Seismic activity has been steadily increasing in frequency and intensity in Oklahoma, and has recently been linked to the growing volume of production waste that is injected into the ground by oil and fracking companies. Prior to 2009, Oklahoma recorded a maximum of 195 earthquakes in any given year. By 2014, seismologists recorded over 5,000 earthquakes and, in 2015, experts predict there will be over 6,000. Since late 2009, the rate of magnitude 3.5 or larger earthquakes in north-central Oklahoma has been almost 300 times higher than in previous decades.

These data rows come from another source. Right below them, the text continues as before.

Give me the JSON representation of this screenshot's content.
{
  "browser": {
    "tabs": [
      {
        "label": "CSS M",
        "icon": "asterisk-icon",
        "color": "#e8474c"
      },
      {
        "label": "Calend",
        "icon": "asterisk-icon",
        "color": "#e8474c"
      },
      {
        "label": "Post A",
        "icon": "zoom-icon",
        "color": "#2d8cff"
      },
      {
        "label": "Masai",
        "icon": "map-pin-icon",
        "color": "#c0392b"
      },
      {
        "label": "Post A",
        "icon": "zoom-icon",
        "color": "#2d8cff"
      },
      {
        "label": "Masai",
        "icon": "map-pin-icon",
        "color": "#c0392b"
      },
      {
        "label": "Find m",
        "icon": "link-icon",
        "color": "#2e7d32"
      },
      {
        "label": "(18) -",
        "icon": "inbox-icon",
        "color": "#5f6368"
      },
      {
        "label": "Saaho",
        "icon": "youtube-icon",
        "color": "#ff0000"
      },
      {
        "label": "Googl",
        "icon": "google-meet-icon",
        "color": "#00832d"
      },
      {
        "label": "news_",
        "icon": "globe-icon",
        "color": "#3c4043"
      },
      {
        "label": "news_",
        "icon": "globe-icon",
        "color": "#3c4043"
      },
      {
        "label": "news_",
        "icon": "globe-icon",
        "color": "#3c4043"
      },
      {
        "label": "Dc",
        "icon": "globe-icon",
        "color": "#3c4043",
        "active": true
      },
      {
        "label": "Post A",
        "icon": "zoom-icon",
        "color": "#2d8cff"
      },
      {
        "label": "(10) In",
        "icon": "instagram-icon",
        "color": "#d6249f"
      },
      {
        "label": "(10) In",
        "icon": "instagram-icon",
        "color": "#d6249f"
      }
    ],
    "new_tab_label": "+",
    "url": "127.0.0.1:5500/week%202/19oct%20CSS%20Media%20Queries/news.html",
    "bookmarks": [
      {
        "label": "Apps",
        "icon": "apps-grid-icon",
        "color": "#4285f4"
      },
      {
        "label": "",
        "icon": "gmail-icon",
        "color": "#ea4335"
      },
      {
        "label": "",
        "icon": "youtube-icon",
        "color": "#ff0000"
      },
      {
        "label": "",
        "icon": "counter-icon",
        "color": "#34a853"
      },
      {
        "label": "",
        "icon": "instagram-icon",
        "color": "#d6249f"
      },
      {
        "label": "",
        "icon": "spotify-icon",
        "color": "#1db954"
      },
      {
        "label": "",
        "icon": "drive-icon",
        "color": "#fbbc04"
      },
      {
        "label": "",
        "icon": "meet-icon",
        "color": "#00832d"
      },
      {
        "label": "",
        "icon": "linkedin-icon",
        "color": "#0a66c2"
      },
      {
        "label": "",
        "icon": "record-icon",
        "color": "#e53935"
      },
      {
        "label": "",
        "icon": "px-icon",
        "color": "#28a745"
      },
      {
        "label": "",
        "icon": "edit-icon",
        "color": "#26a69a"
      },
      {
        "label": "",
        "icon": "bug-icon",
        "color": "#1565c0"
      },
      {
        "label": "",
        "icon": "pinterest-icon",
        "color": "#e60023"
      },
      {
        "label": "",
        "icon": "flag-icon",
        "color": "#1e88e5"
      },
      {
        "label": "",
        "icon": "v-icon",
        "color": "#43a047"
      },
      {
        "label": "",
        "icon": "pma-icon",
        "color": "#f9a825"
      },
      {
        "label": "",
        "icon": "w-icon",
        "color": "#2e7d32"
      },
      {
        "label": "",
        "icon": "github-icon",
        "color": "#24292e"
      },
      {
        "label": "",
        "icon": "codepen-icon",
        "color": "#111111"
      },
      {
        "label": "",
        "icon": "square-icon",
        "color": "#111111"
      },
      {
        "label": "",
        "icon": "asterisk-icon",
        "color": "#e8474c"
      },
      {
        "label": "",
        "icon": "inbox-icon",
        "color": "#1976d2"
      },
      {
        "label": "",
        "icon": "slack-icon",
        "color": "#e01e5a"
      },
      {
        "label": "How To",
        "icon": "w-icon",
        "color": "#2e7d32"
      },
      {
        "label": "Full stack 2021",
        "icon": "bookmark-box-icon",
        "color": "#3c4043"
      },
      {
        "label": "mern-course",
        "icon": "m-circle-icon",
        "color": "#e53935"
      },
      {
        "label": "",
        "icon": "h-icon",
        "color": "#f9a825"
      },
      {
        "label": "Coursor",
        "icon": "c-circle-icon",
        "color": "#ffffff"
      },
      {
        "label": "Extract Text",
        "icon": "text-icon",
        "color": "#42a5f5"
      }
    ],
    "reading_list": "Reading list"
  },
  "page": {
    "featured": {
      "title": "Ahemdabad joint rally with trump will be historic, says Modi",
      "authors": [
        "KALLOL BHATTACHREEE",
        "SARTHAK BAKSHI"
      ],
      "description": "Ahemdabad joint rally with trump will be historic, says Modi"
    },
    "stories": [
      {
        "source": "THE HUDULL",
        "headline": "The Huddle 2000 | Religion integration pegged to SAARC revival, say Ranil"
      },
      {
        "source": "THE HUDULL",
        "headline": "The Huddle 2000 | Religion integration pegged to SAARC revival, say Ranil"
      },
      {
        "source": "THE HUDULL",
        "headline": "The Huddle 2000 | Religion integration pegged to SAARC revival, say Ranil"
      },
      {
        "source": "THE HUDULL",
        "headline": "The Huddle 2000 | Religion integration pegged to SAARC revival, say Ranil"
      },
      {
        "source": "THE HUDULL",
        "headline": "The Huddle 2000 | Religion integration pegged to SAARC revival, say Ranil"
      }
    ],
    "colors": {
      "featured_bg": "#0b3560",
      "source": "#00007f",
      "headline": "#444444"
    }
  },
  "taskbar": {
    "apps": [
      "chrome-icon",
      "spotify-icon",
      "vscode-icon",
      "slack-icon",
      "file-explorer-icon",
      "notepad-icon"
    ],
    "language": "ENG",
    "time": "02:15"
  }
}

At the same time, the total volume of production waste injected into ground wells has grown from 2 billion barrels in 2009 to over 12 billion barrels in 2014. The four companies listed in the “Notice of Intent to Sue” contributed more than 60 percent of the total volume of production waste injected into ground wells in Oklahoma in 2014.
The Oklahoma Geological Survey determined in the spring of 2015 that “the majority of recent earthquakes in central and north-central Oklahoma are very likely triggered by the injection of produced water in disposal wells” and that “seismologists have documented the relationship between wastewater disposal and triggered seismic activity. The United States Geological Survey also fully supports this conclusion.
Weitz & Luxenberg, Public Justice and the Oklahoma Sierra Club are formally requesting that the four companies take immediate steps to reduce the amount of production waste injected into ground wells to levels deemed safe by experts. They are also asking that the companies reinforce structures that current forecasts show could be damaged or destroyed by large earthquakes and establish an independent earthquake monitoring and prediction center to analyze and predict the relationship between the injection of production waste and increased seismic activity.
“If these companies are not willing to modify their operations and protect the safety of the community in this area, the citizens of Oklahoma will sue in federal court,” added Greenwald.
The companies have 90 days from service of the Notice to remedy their violations. If they do not, suit will be filed in federal district court after those 90 days.